Prediction: Tennessee 31, Kentucky 24
Ole Miss (1-2) at Arkansas (1-2)
Saturday, Oct, 17 — Donald W. Reynolds Razorback Stadium — Fayetteville, Ark.
2:30 p.m. on SEC Network
Ole Miss joins Mississippi State, Alabama and Florida in an attempt to recharacterize the SEC. These teams are letting go of defensive prowess and instead focusing on moving the ball fast and far. Quarterback Matt Corral leads the FBS in QBR and has only thrown one interception with 1,080 yards and nine touchdowns. On the ground, the Rebels move the ball well, with two running backs having 150-plus yards and four touchdowns through three games. Defensively though, the Rebels seem to be letting teams score. Last week, they allowed Alabama to score 63 points, which Alabama hasn’t achieved against an SEC opponent since Week 6 of 2018. Ole Miss is allowing 641 average per game, which generally is not conducive to winning even when a team averages 41 points per game. Comparatively, Arkansas showed signs of great defense but a lackluster offense through the first two weeks. Last week’s 30-28 loss to Auburn was a slight detour from those signs. However, the defense was still solid, only allowing 187 passing yards on 28 attempts, forcing the ground game. The largest takeaway from last week for Arkansas was the considerable uptick in offensive production, particularly for quarterback Feleipe Franks. Franks completed 22 of 30 passes for 318 yards and four touchdowns against a solid Auburn defense. Unless last week was a fluke, Arkansas should be able to score more points than it has all season, but it will likely not be enough against the high caliber Ole Miss offense.
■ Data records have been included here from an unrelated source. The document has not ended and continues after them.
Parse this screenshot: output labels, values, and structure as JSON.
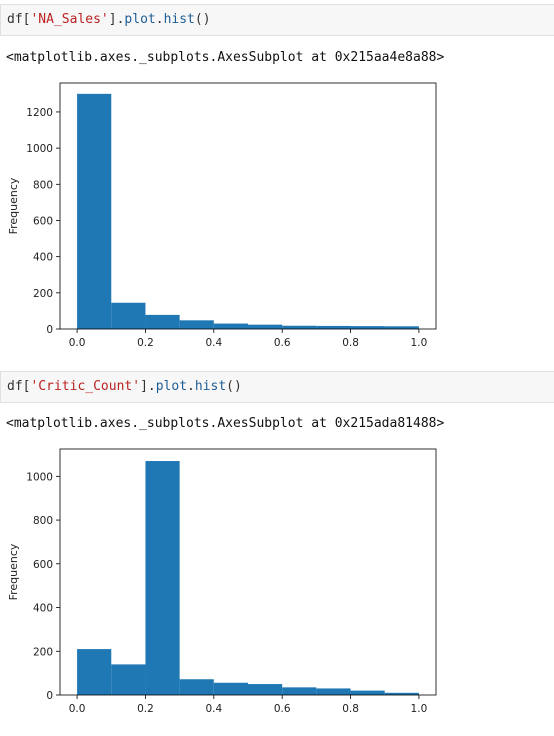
{
  "cells": [
    {
      "input": {
        "pre": "df[",
        "str": "'NA_Sales'",
        "mid": "].",
        "attr1": "plot",
        "dot": ".",
        "attr2": "hist",
        "post": "()"
      },
      "output": "<matplotlib.axes._subplots.AxesSubplot at 0x215aa4e8a88>",
      "chart_data": {
        "type": "bar",
        "title": "",
        "xlabel": "",
        "ylabel": "Frequency",
        "x_ticks": [
          "0.0",
          "0.2",
          "0.4",
          "0.6",
          "0.8",
          "1.0"
        ],
        "y_ticks": [
          "0",
          "200",
          "400",
          "600",
          "800",
          "1000",
          "1200"
        ],
        "xlim": [
          -0.05,
          1.05
        ],
        "ylim": [
          0,
          1360
        ],
        "bin_edges": [
          0.0,
          0.1,
          0.2,
          0.3,
          0.4,
          0.5,
          0.6,
          0.7,
          0.8,
          0.9,
          1.0
        ],
        "values": [
          1300,
          145,
          78,
          48,
          30,
          24,
          18,
          17,
          16,
          15
        ],
        "bar_color": "#1f77b4",
        "grid": false
      }
    },
    {
      "input": {
        "pre": "df[",
        "str": "'Critic_Count'",
        "mid": "].",
        "attr1": "plot",
        "dot": ".",
        "attr2": "hist",
        "post": "()"
      },
      "output": "<matplotlib.axes._subplots.AxesSubplot at 0x215ada81488>",
      "chart_data": {
        "type": "bar",
        "title": "",
        "xlabel": "",
        "ylabel": "Frequency",
        "x_ticks": [
          "0.0",
          "0.2",
          "0.4",
          "0.6",
          "0.8",
          "1.0"
        ],
        "y_ticks": [
          "0",
          "200",
          "400",
          "600",
          "800",
          "1000"
        ],
        "xlim": [
          -0.05,
          1.05
        ],
        "ylim": [
          0,
          1125
        ],
        "bin_edges": [
          0.0,
          0.1,
          0.2,
          0.3,
          0.4,
          0.5,
          0.6,
          0.7,
          0.8,
          0.9,
          1.0
        ],
        "values": [
          210,
          140,
          1070,
          72,
          56,
          50,
          35,
          30,
          20,
          10
        ],
        "bar_color": "#1f77b4",
        "grid": false
      }
    }
  ]
}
Prediction: Ole Miss 45, Arkansas 35
Vanderbilt (0-3) at Missouri (1-2)
Monday, the SEC received its first COVID-19-related postponement of a game. The game is rescheduled for Dec. 12 due to Vanderbilt not being able to field the minimum number of scholarship athletes (53). Vanderbilt has yet to release specific data regarding COVID-19 in its football program.
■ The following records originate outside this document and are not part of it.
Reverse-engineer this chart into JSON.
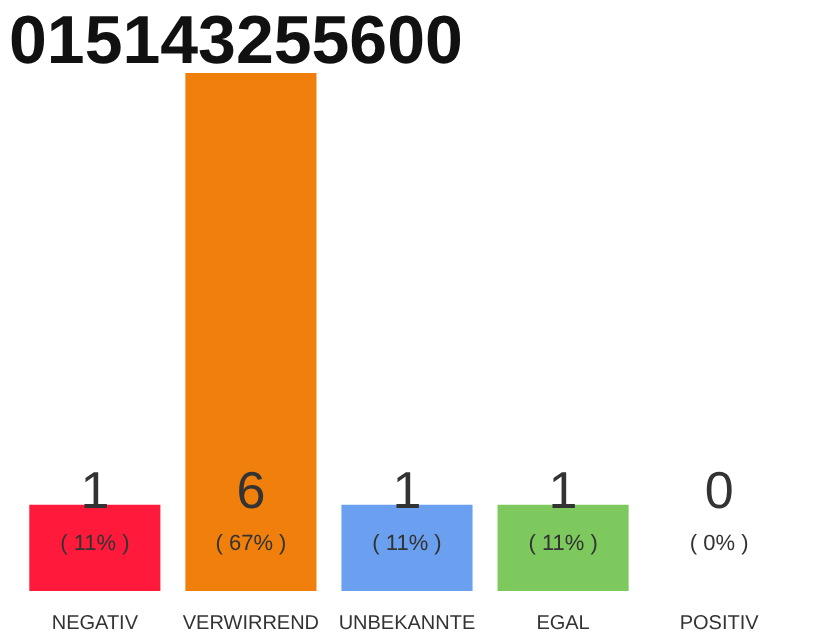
{
  "chart_data": {
    "type": "bar",
    "title": "015143255600",
    "categories": [
      "NEGATIV",
      "VERWIRREND",
      "UNBEKANNTE",
      "EGAL",
      "POSITIV"
    ],
    "values": [
      1,
      6,
      1,
      1,
      0
    ],
    "colors": [
      "#ff1a3c",
      "#f07f0c",
      "#6aa0ef",
      "#7dc95e",
      "#cccccc"
    ],
    "data_labels": true,
    "annotations": [
      "( 11% )",
      "( 67% )",
      "( 11% )",
      "( 11% )",
      "( 0% )"
    ],
    "grid": false
  }
}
LSU (1-2) at No. 10 Florida (2-1)
Just days after the postponement of Vanderbilt at Missouri, news broke that the Florida football team had a spike in COVID-19 cases. Florida has reported 21 positive cases among players, 2 among coaches and 10 players that will undergo mandatory quarantine due to potential exposure. This news led to Saturday’s matchup of LSU at Florida being postponed and rescheduled tentatively for Dec. 12. Florida athletic director Scott Stricklin said last week's game at Texas A&M might have been the source of the outbreak, but Texas A&M athletic director Ross Bjork said that there has been “no impact” in the A&M program.